Dr. Edwards’ interest in ornithology and natural history began as a child growing up in Riverdale, Bronx, NYC, where he undertook his first job in environmental science working for an environmental institute called Wave Hill. He received his undergraduate degree from Harvard in 1986. As an undergraduate, Scott took a year off from his studies to learn what it is biologists do—6 months spent volunteering at the Smithsonian’s National Museum of Natural History in Washington, DC, and field experience assisting with research on the natural history and conservation of native birds in Hawaii and northern California. Edwards then returned to Harvard to finish his degree before enrolling in the PhD program in Zoology at the University of California, Berkeley. After 9 years teaching at the University of Washington, he returned to Harvard as a professor in 2003.

Edwards served on the Councils and as President of several scientific societies and spent two years of national service at the National Science Foundation in Washington DC. He has served on the advisory boards of the Cornell Lab of Ornithology, the Massachusetts Audubon Society, and the National Museum of Natural History. His research on the evolution of birds has taken him around the world, and he has devoted his career to increasing the number of BIPOC in the environmental sciences, having won numerous awards both for his research and for his efforts to increase diversity in the biological sciences. In 2020, he rode his bicycle across the United States, traversing 15 states and passing through numerous communities and landscapes. Edwards lives in Concord, MA and teaches undergraduates and graduate students in ecology and evolutionary biology.

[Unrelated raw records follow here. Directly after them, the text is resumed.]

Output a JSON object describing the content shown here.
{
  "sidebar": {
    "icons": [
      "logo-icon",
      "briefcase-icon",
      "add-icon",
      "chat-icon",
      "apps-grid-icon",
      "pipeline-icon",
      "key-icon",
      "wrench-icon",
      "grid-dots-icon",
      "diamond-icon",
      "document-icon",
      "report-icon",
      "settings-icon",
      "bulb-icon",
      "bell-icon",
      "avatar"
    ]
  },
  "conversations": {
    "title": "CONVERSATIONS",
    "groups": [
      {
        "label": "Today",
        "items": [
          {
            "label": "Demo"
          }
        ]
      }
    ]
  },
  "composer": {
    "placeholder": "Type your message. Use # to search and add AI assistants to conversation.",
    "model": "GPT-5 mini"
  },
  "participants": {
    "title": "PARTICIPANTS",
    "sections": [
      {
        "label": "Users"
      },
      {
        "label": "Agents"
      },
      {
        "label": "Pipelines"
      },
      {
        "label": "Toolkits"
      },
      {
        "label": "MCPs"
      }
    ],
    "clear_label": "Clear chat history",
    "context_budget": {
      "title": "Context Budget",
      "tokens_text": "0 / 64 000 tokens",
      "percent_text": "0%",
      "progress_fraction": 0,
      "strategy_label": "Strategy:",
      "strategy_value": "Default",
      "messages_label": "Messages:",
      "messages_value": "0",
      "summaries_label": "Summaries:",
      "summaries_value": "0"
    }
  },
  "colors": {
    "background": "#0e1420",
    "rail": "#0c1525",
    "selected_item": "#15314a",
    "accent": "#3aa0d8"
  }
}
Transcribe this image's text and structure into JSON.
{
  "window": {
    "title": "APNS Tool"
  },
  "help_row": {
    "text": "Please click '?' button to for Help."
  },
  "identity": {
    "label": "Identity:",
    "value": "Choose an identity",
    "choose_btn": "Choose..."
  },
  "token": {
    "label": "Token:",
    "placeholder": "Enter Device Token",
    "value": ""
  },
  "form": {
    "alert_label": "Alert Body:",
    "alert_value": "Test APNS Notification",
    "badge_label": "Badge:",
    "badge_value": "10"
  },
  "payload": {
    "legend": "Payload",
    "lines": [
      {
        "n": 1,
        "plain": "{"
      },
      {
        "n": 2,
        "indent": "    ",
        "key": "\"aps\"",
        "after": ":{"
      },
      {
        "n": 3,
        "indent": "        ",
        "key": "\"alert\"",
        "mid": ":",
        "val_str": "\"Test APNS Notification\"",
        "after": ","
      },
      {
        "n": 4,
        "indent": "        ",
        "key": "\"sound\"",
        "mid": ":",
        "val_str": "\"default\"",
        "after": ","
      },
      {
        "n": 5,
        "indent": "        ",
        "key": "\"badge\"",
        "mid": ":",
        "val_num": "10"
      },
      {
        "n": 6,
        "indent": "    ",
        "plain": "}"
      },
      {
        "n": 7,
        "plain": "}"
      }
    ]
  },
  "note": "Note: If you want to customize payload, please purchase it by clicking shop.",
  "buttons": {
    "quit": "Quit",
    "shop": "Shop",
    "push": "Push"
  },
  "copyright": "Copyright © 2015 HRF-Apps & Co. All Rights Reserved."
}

Equity, Diversity, and Inclusion

Through more than seventy-five years of conservation work in one of our nation’s most ecologically rich states, Alabama Audubon has seen firsthand how diversity strengthens natural communities. This same principle applies to human communities, which is why our organization is committed to providing equitable and inclusive opportunities for all Alabamians to learn about and enjoy wild birds, their habitats, and the natural world. One of the best ways to support that belief is by valuing and actively seeking to strengthen diversity among our staff, our board, and our membership. To that end, Alabama Audubon welcomes everyone to participate in our work, and strives to make our programs, classes, and events welcome, inclusive, and accessible to all.